Individuelle Medikationsetiketten nach DIVI-Handlungsempfehlung

Seit Juli 2014 wird die Kombination aus Epson ColorWorks C3500 Drucker und PraxiKett® Designer Software routinemäßig auf der Intensivstation, der Intermediate Care (IMC) sowie in der Anästhesie des Kreisklinikums Siegen eingesetzt. Die Software enthält dabei einen Katalog von mehr als 500 standardisierten, farbigen Spritzen- und Perfusor-Etiketten gemäß aktueller DIVI-Empfehlung. Zusätzlich sind alle Normetiketten mit dem DIVI-Spritzen-Etiketten-Code (DSEC) versehen, der alle wesentlichen Informationen als 10-stelligen alphanumerischen 2D-Datamatrixcode codiert. Alle Medikationsetiketten werden über die Software entweder direkt in der benötigten Menge und Kombination ausgedruckt oder nach individuellen Bedürfnissen angepasst werden. Zusätzliche Funktionen wie beispielsweise der automatische Eindruck von Handzeichen und Herstellungszeitpunkt sind ebenfalls verfügbar. „Diese Nutzung reduziert nicht nur erheblich den Aufwand, sondern sorgt gleichzeitig für eine Standardisierung des Etikettendrucks innerhalb des gesamten Klinikums“, berichtet Wissenbach. Da die neue Lösung sehr benutzerfreundlich und intuitiv zu bedienen ist, bedurfte es keiner umfangreichen Schulung, um Administratoren und Anwender mit der neuen Lösung vertraut zu machen. Alle verfügbaren Funktionen wurden vor Inbetriebnahme durch einen Berater erläutert und anhand von praktischen Anwendungen erklärt.

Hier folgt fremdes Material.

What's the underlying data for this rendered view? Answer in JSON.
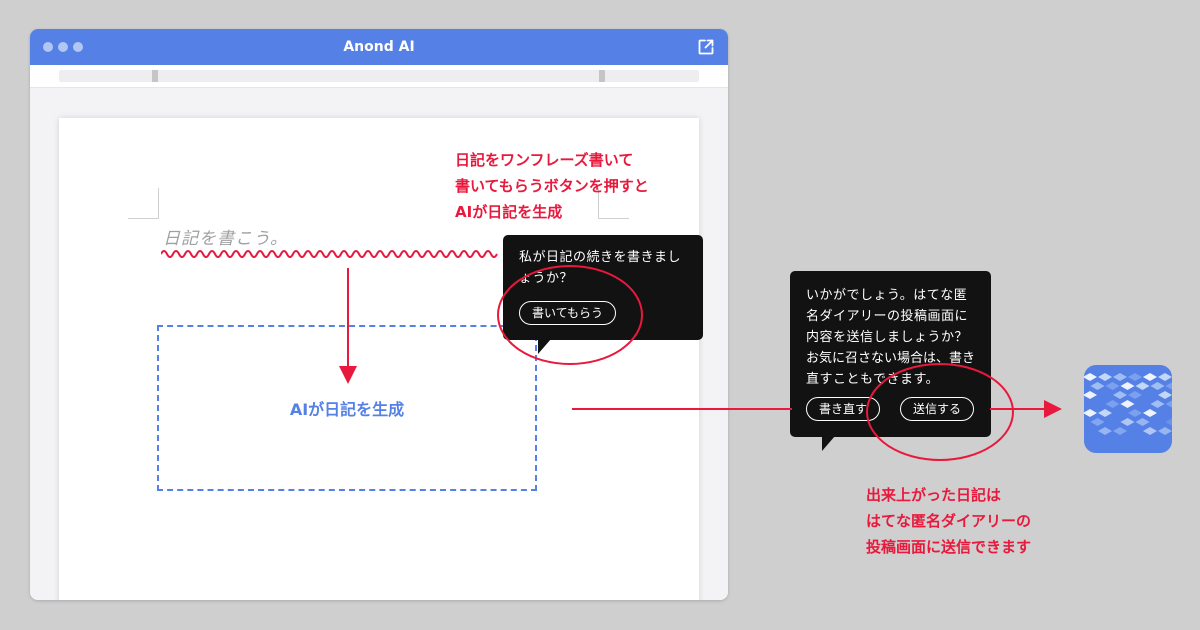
{
  "window": {
    "title": "Anond AI"
  },
  "editor": {
    "placeholder": "日記を書こう。",
    "generated_label": "AIが日記を生成"
  },
  "annotations": {
    "top_lines": [
      "日記をワンフレーズ書いて",
      "書いてもらうボタンを押すと",
      "AIが日記を生成"
    ],
    "bottom_lines": [
      "出来上がった日記は",
      "はてな匿名ダイアリーの",
      "投稿画面に送信できます"
    ]
  },
  "ai_bubble": {
    "lines": [
      "私が日記の続きを書きまし",
      "ょうか？"
    ],
    "button_label": "書いてもらう"
  },
  "send_bubble": {
    "lines": [
      "いかがでしょう。はてな匿",
      "名ダイアリーの投稿画面に",
      "内容を送信しましょうか？",
      "お気に召さない場合は、書き",
      "直すこともできます。"
    ],
    "rewrite_label": "書き直す",
    "send_label": "送信する"
  },
  "icons": {
    "open": "external-link-icon",
    "destination": "hatena-anonymous-diary-logo"
  },
  "colors": {
    "accent_blue": "#5580e6",
    "annotation_red": "#e8193c",
    "bubble_bg": "#121212",
    "background": "#cfcfcf"
  }
}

Der Epson ColorWorks C3500 Drucker produziert dabei neben der Perfusor-Kennzeichnung auch noch die Beschriftung der Leitung durch ein spezielles Leitungsetikett. Neben den Epson ColorWorks Druckern ist auch ein Epson WorkForce Pro Business-inkjet-Drucker im Klinikum im Einsatz. Für Drucke innerhalb der Anästhesie wird dafür ein Epson WorkForce Pro WP-4015 DN verwendet. Hier werden anstehende Prozeduren anhand vordefinierter Drucklisten auf DIN A4- oder DIN A5-Blätter gedruckt. Dank des integrierten Matrixcodes steht einer zukünftigen Nutzung der Etiketten an Pumpen oder im OP nichts mehr im Weg. „Mit der Epson-PraxiKett® Lösung vereinfachen wir unsere Prozesse deutlich und optimieren Abläufe. Unsere Erfahrungen sind abteilungsübergreifend positiv“, fasst Peter Wissenbach zusammen.